Nach der intensiven emotionalen Belastungsprobe dadurch, dass Vera sich ihren verdrängten Gefühlen zuwenden konnte, erwächst neuer Mut und Kraft in ihr. Vera steht auf – weil sie es will. Sich aufrichten bedeutet an dieser Stelle auch, den Blick auch wieder nach aussen zu richten, sich nicht mehr ausschliesslich auf sich selbst zu konzentrieren, sondern auch das Umfeld wieder zu integrieren. Vera spürt Tatendrang hier im Raum, wie auch in ihrem Alltag und im Berufsleben. Dies ist ein heikler Moment, da sie es gewohnt ist, sofort in Aktionismus zu stürzen und sich selbst erneut zu verlieren. Das Spiel mit flexibler Stabilität und Gleichgewicht – was Spüren voraussetzt – hilft ihr, einen sicheren Stand zu erlangen, um auf dieser Grundlage ins Handeln zu kommen.

Dass Vera jetzt die Berufsarbeit wieder intensiviert, entspricht diesem Prozess. Durch ihre zurückgeholte Fähigkeit sich selbst wahrzunehmen, gelingt es ihr besser, eine Übersicht über das aktuelle Geschehen, ihren körperlichen und psychischen Zustand und ihr Handeln zu bekommen. Sie erkennt ihre Strategie im Versuch, sich selbst mehr wert zu ‘verdienen’ durch gute Leistung und der damit verbundenen Gefahr, sich dem Arbeiten erneut mit ‘Haut und Haar’ zu überlassen.

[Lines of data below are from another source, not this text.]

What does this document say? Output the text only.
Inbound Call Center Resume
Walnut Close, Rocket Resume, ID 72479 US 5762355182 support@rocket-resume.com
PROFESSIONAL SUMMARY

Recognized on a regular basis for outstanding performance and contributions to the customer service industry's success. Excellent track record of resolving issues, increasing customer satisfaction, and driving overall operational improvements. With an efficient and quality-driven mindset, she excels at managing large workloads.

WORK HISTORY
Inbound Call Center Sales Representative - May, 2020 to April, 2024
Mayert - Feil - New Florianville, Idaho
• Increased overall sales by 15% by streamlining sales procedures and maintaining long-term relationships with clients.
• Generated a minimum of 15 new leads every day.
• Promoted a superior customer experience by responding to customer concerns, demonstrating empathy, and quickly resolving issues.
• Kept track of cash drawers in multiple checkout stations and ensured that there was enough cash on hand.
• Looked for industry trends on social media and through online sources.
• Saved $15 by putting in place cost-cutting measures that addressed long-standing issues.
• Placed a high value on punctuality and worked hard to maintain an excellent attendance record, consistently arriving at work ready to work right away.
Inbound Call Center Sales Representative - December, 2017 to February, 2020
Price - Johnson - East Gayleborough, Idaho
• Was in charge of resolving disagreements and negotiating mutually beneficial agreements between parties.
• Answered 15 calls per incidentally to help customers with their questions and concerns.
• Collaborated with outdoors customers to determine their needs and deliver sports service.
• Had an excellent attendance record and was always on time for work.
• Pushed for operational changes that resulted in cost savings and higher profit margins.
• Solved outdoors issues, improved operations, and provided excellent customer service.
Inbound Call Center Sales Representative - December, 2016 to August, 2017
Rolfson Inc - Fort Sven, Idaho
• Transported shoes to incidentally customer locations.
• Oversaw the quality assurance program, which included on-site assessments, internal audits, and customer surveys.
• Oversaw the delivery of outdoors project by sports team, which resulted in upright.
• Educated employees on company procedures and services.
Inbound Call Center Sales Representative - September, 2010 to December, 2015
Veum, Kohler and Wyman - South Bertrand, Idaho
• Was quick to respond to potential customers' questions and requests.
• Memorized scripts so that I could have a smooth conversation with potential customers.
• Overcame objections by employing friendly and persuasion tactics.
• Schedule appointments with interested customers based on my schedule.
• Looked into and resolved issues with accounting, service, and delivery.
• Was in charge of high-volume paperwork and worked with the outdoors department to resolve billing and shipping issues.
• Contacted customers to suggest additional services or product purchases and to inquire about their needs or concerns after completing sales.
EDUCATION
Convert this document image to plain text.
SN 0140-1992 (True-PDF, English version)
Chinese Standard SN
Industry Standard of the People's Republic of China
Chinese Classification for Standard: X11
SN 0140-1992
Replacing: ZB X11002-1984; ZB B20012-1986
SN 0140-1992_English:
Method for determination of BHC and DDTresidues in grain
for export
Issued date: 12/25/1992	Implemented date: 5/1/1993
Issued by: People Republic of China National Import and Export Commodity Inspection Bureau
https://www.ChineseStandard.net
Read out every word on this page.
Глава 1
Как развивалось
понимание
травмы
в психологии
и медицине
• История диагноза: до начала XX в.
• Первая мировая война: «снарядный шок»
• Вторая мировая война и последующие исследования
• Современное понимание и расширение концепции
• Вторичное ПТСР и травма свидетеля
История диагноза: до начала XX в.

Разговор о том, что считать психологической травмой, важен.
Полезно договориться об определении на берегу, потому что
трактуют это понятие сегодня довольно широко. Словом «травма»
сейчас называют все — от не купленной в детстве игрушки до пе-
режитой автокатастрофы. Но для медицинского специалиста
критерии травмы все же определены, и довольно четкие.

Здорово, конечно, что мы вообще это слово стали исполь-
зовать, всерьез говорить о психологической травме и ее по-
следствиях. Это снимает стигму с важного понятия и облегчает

Dies ist eine passive Weise zu funktionieren, indem man sich selbst zur Seite schiebt. Die Verantwortung nur noch für die Arbeit übernimmt, aber nicht mehr für sich selbst. Nicht aufs Klo zu gehen, taxiert sie zunächst als Faulheit. Doch ihr unmittelbares Empfinden der Leere und Langeweile legt eine andere Sichtweise nahe: wenn sie selbst nicht bei sich ist, sich verloren hat, entsteht Leere, sobald sie sich von der Arbeit abwendet. Diese Leere konnte Vera nur die ununterbrochene Beschäftigung überbrücken, oder dann durch den Griff zum Essen.